Qatar exercises option for 12 additional Dassault Rafale
April 16, 2024
Artist's illustration of a Qatar Emiri Air Force's Rafale. Photo source: Dassault

Qatar exercises option for 12 additional Dassault Rafale

Qatar has officially exercised its option for 12 additional Dassault Rafale multi-role fighters, increasing its planned Rafale fleet to 36 aircraft.

In its press statement, Dassault announced, “In the presence of the President of the French Republic, Mr. Emmanuel Macron, and his Highness Sheikh Tamim bin Hamad Al Thani, the Qatar Armed Forces and Dassault Aviation signed an agreement on future cooperation and the exercise of an option for 12 Rafale.”

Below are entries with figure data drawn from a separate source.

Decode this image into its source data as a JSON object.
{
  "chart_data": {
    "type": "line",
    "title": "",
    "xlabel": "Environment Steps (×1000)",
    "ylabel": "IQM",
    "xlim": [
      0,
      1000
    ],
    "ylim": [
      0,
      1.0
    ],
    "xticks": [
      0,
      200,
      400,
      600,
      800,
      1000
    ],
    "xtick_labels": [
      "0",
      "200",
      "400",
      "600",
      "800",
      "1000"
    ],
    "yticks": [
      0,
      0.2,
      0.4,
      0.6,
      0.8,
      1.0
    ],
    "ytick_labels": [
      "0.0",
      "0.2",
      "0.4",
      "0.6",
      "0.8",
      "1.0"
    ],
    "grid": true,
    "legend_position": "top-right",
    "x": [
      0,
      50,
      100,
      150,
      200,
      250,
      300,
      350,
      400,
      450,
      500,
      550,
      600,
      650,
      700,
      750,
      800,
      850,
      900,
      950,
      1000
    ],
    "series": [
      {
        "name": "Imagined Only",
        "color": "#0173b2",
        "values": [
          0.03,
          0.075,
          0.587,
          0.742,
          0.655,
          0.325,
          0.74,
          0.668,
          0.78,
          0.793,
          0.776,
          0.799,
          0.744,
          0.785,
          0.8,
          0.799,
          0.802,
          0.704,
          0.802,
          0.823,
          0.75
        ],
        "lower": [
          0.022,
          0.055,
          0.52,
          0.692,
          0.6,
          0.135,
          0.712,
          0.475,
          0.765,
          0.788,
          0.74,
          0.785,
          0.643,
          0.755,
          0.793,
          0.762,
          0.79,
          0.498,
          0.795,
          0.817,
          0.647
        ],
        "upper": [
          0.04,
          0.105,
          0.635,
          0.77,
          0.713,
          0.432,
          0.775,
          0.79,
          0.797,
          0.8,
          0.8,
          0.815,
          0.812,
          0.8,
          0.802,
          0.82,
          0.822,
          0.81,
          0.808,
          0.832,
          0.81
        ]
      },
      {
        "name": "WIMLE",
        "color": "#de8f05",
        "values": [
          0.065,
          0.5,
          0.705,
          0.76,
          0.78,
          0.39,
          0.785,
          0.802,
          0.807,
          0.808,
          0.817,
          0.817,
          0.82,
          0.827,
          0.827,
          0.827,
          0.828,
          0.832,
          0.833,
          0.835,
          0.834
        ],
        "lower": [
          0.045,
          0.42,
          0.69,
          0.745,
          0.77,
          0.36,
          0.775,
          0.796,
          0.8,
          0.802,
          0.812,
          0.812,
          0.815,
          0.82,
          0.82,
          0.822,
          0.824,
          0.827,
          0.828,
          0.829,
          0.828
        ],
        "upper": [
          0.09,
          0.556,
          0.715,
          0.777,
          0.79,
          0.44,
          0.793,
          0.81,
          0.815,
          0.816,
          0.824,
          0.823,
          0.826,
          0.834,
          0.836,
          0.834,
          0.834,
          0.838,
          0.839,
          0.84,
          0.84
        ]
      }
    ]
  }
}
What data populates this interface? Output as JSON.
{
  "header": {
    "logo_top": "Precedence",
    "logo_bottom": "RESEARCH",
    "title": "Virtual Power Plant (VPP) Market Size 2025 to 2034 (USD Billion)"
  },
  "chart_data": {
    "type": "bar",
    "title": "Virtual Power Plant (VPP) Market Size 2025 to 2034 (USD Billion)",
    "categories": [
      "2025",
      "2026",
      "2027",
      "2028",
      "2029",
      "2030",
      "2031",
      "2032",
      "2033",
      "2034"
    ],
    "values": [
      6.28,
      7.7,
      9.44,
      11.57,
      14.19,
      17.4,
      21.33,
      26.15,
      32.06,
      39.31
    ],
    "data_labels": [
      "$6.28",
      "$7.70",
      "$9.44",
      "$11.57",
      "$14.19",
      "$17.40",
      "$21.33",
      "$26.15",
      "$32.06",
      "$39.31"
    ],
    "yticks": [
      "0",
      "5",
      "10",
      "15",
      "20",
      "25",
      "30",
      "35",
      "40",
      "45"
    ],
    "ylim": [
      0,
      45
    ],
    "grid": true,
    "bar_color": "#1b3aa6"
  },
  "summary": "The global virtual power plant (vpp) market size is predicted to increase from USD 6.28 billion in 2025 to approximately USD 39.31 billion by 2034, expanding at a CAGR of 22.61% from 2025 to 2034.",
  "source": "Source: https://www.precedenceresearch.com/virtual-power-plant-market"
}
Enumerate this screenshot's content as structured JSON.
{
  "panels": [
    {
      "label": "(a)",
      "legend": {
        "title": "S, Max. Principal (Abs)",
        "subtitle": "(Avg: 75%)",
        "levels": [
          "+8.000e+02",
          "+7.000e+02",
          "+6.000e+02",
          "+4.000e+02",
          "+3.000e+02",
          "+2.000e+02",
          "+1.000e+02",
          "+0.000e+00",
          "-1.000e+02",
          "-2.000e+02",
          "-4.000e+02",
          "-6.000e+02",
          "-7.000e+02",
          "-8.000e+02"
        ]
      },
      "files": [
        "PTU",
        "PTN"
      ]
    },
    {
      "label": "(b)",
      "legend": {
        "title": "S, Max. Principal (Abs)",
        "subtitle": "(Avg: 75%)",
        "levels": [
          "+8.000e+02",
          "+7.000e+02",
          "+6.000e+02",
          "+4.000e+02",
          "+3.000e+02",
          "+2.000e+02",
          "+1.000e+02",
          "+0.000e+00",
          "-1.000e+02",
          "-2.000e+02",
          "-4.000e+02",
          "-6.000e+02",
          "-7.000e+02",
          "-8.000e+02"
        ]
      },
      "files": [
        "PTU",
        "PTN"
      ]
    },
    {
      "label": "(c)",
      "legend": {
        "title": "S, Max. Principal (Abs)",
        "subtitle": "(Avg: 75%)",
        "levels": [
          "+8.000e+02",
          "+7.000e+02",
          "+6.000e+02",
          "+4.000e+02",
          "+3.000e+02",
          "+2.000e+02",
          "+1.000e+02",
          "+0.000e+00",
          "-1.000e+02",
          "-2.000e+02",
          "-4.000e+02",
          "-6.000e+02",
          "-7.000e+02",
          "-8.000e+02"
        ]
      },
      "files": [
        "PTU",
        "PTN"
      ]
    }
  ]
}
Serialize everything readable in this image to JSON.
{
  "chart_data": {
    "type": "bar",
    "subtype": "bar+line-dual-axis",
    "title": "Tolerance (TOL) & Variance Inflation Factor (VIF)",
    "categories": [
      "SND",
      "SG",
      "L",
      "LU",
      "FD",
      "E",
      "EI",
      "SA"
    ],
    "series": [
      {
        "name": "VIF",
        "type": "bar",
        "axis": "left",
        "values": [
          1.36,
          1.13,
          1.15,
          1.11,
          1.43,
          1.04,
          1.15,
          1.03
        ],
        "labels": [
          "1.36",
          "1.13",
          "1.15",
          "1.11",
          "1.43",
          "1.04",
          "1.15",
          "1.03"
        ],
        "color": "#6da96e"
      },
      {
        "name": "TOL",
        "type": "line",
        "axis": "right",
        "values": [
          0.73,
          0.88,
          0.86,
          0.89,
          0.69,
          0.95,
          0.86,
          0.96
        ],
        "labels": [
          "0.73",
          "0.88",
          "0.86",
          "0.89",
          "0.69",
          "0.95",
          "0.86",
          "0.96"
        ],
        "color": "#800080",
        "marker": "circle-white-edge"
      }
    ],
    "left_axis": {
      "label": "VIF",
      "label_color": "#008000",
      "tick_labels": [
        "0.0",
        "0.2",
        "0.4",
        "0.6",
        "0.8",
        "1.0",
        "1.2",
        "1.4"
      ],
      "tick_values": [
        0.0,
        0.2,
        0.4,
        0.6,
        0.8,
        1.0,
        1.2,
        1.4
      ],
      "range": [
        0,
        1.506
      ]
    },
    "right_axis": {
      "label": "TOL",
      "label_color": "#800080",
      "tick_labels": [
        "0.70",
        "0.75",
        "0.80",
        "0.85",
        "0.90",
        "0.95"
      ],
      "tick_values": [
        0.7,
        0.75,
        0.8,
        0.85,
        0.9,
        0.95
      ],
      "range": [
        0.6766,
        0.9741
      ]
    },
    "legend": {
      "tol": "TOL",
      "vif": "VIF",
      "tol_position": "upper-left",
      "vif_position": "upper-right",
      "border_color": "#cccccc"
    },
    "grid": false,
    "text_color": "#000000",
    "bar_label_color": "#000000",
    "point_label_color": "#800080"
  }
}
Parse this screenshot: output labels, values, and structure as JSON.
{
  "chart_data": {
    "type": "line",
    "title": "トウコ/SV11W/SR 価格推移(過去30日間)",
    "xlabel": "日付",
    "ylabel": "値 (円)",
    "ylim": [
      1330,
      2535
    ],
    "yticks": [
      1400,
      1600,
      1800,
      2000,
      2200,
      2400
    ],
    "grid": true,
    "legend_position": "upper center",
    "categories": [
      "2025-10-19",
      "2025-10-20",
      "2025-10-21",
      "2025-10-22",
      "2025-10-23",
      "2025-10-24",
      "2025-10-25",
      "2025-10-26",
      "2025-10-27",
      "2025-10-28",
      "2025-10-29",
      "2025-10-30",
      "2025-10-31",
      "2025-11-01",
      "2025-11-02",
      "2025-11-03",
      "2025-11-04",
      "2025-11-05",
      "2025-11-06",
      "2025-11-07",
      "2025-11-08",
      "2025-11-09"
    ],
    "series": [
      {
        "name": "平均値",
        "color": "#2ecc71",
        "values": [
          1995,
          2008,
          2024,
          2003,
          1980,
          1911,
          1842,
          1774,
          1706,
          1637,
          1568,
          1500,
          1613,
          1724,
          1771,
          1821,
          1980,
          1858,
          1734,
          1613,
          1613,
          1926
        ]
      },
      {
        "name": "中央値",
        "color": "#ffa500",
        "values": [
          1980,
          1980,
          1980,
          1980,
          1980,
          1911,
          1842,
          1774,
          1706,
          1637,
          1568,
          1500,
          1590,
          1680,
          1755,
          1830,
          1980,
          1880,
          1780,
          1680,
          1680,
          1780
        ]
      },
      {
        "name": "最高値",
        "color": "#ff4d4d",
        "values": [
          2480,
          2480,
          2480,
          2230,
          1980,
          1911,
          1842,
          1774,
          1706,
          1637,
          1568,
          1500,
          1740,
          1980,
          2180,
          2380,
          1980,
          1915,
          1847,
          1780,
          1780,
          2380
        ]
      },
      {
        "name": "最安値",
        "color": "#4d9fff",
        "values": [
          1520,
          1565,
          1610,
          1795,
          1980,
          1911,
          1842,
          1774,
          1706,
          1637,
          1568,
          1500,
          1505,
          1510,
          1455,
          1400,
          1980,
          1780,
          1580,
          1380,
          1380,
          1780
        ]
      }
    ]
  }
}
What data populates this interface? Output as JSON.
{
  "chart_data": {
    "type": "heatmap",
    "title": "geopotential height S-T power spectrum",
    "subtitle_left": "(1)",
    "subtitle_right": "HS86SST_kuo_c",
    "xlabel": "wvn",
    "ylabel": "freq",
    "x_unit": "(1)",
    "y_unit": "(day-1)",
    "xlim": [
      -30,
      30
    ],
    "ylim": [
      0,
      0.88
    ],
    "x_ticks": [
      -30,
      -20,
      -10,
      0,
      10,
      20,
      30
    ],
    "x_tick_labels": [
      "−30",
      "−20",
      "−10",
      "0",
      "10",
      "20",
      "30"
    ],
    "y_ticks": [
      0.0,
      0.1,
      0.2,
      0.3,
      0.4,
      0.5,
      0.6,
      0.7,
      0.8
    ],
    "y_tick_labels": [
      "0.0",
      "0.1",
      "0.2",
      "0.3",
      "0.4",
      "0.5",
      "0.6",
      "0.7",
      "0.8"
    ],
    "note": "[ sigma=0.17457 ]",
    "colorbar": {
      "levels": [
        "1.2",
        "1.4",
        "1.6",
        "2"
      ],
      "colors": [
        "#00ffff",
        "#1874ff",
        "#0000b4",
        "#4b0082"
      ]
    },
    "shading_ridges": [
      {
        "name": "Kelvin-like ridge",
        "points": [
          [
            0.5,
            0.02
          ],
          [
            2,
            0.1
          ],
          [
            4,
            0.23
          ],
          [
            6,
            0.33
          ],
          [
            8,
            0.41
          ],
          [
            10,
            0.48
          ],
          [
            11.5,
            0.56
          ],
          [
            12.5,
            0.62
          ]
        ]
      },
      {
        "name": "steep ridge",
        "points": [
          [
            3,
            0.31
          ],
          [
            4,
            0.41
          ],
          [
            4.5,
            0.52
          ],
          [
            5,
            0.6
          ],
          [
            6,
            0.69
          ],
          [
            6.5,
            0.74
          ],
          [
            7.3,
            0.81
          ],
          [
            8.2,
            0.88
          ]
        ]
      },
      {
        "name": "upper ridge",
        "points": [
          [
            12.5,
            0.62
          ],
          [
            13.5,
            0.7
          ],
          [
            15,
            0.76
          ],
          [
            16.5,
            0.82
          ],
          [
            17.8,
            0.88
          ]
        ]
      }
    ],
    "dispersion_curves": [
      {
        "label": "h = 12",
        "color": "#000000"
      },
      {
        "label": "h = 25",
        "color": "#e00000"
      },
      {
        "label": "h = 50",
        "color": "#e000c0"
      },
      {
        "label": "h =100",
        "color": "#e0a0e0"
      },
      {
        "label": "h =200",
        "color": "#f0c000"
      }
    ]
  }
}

In May, Dassault CEO Eric Trappier stated that the company was anticipating a new Rafale sale in 2018.

Qatar activated its contract $6.9 billion U.S. contract for 24 Rafale fighters – along with training, after-sale maintenance and support, and air-to-air and air-to-surface munitions – in December 2015.

Qatar has been a longstanding user of Dassault aircraft, having operated the Mirage F-1 and currently flying the Mirage 2000-5 and Alpha Jet. Doha’s Rafale acquisition aims to imbue the Qatar Emiri Air Force (QEAF) with a substantial boost to its air-to-air and stand-off range air-to-surface strike capabilities.

Under the core contract, the QEAF is to receive the MBDA SCALP air-launched cruise missile (ALCM), the AASM stand-off range air-to-surface munition, Meteor beyond-visual-range air-to-air missile (BVRAAM) and MICA-RF and MICA-IR BVRAAM.

Although the Rafale purchase alone will provide a significant leap in the QEAF’s quantitative strength and qualitative capabilities, Doha has also agreed to purchase 36 Boeing F-15QA and 24 Eurofighter Typhoon fighter aircraft. Washington had approved the sale of 72 F-15QA to Qatar.

The technical rationale of potentially redundant platforms is unclear, but the outcome of it is that it provides Qatar with linkages to aerospace giants in three major powers – i.e. the U.S., U.K and Western Europe. In the latter, Qatar has also procured weapons from Germany and Italy.

With Qatar exercising its option and Egypt eager to exercise its own option for 12 aircraft, it is possible that Dassault’s attention in 2018 will shift to securing follow-on Rafale orders in India. Besides expanding upon the Indian Air Force order, in February Eric Trappier outlined that the French aviation giant was also eager to expand its business to include the Indian Navy’s bid for 57 new carrier-borne fighters.